La preoccupazione, alimentata ad arte, sulla sicurezza
della vita dei cittadini e l’incertezza del futuro, unite alla rassegnazione e
diffidenza verso la politica tradizionale, che spinge alla astensione dal voto,
è il motivo comune di cui si giovano le destre. Promettere genericamente la
protezione, ha più effetto rispetto alla presa di coscienza collettiva dei
problemi economici che si presentano in tempo di crisi (pandemica,
economico-finanziaria, energetica, perfino bellica) e sostiene i consensi.
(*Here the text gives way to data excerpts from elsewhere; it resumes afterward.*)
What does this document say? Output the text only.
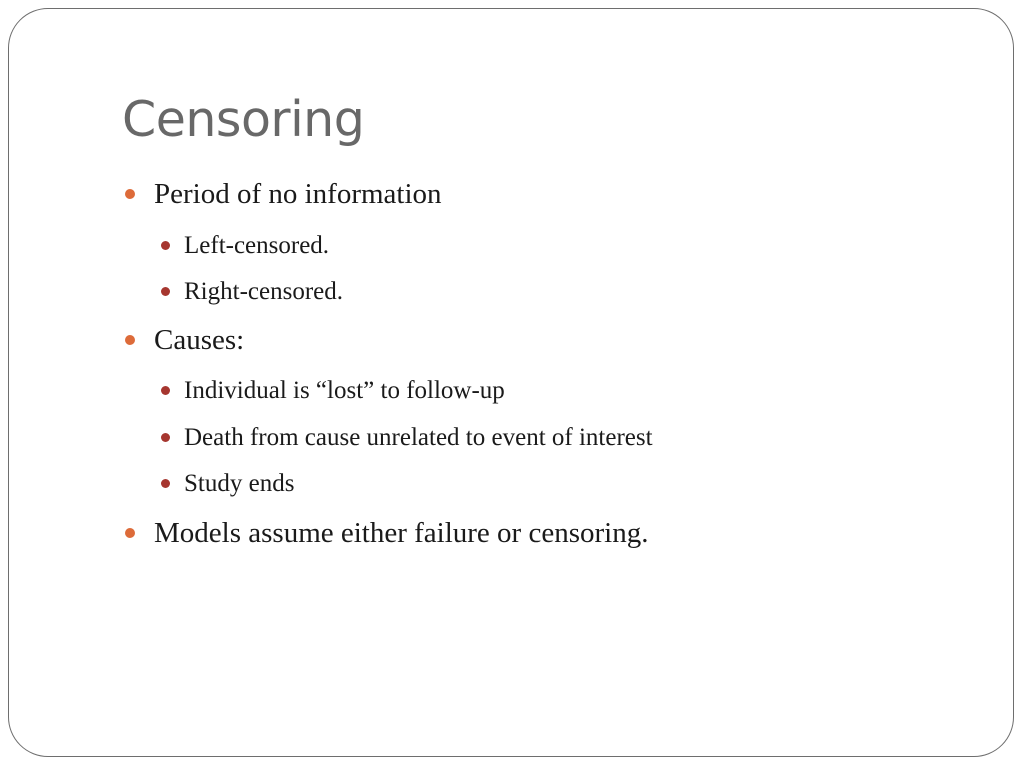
Censoring
Period of no information
Left-censored.
Right-censored.
Causes:
Individual is “lost” to follow-up
Death from cause unrelated to event of interest
Study ends
Models assume either failure or censoring.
Non
dobbiamo anche dimenticare che siamo in una situazione nella quale si sta concretizzando
velocemente anche una forte perdita del potere sociale delle persone, una
marginalizzazione dovuta alla crescita delle disuguaglianze, al progressivo
impoverimento: tutti effetti provocati da quello che si può definire “dominio
del neoliberismo”. Non si è in grado di rispondere ai bisogni dei cittadini,
soprattutto della classe media, che con la polarizzazione sociale fra poveri e
molto ricchi, appare in via di estinzione; un processo di trasformazione della
stessa democrazia per il contrasto tra una maggioranza senza potere e una
minoranza con pieni poteri, intollerante alle regole, alle istituzioni, ai
controlli e ai bilanciamenti del potere, considerati come ostacoli alla
governabilità.
La progressiva perdita di fiducia nella
democrazia, in nome di una immaginata razionalità neoliberista, comporta una offerta
autoritaria e conservatrice, rimuovendo dal vocabolario sociale parole come
giustizia sociale, accoglienza, diminuzione delle disuguaglianze. È la
esaltazione della grande efficacia del “fare da sé”, quella proposta del potere
personale come metodo per “riuscire nella vita”, rendendo di fatto inutili e
obsoleti termini come uguaglianza, solidarietà, libertà.Attenzione però a non guardare bene la realtà
e a non porci una domanda: solo la destra ha responsabilità di questa
pericolosa deriva? O anche qualcosa dobbiamo addebitare alla sinistra? In
questi ultimi anni, alcune proposte politiche della sinistra sono apparse non
molto lontane da quelle della destra liberista, soprattutto in campo economico
e sociale, dando un certo rilievo alle privatizzazioni, alla competitività e a
un graduale cambiamento dell'intervento pubblico.Si deve essere assolutamente molto più fermi
nel denunciare, contrastare qualsiasi discorso o intervento razzista: il grave
rischio è che consentire, ogni giorno, discorsi razzisti e di emarginazione,
può facilmente far passare la concezione di distinguere tra un “noi” e un “loro”.
Fatalmente si creano i presupposti per un
imbarbarimento della società. È il seme del populismo, che salta composizioni e
filtri, e viene sparso in modo tale che si creino le condizioni attraverso cui
accettare che un leader sia il solo idoneo ad interpretare la volontà del
popolo attraverso una falsa governabilità La democrazia finisce per
trasformarsi in autoritarismo, come la storia ci ha già insegnato e come oggi
appare nella Ungheria di Orban.Da qui scaturiscono le proposte di
premierato e di autonomia differenziata, che dovrebbero essere antitetiche, ma
che un governo senza regole, che non siano quelle di un potere senza controllo,
riesce a cavalcare. Riemergono i nazionalismi, e diventano spesso origine
fatale di ostilità tra le nazioni accrescendo quella “angoscia bellicista”, con
la quale ormai viviamo quotidianamente.Stiamo scivolando, quasi senza
rendercene conto, verso una mentalità che accetta la guerra, non solo come possibilità,
ma anche come fatto inevitabile.Quando gli stati si riarmano,
ogni tragedia sembra diventare possibile. La speranza che questo non avvenga è
affidata ancora una volta a quegli uomini, donne, giovani, a quelle forze
politiche che devono venir fuori dalla indifferenza e dalla rassegnazione e
riprendere in mano con forza e partecipazione la bandiera della ragione. È già
stato possibile in passato. Si può fare di nuovo!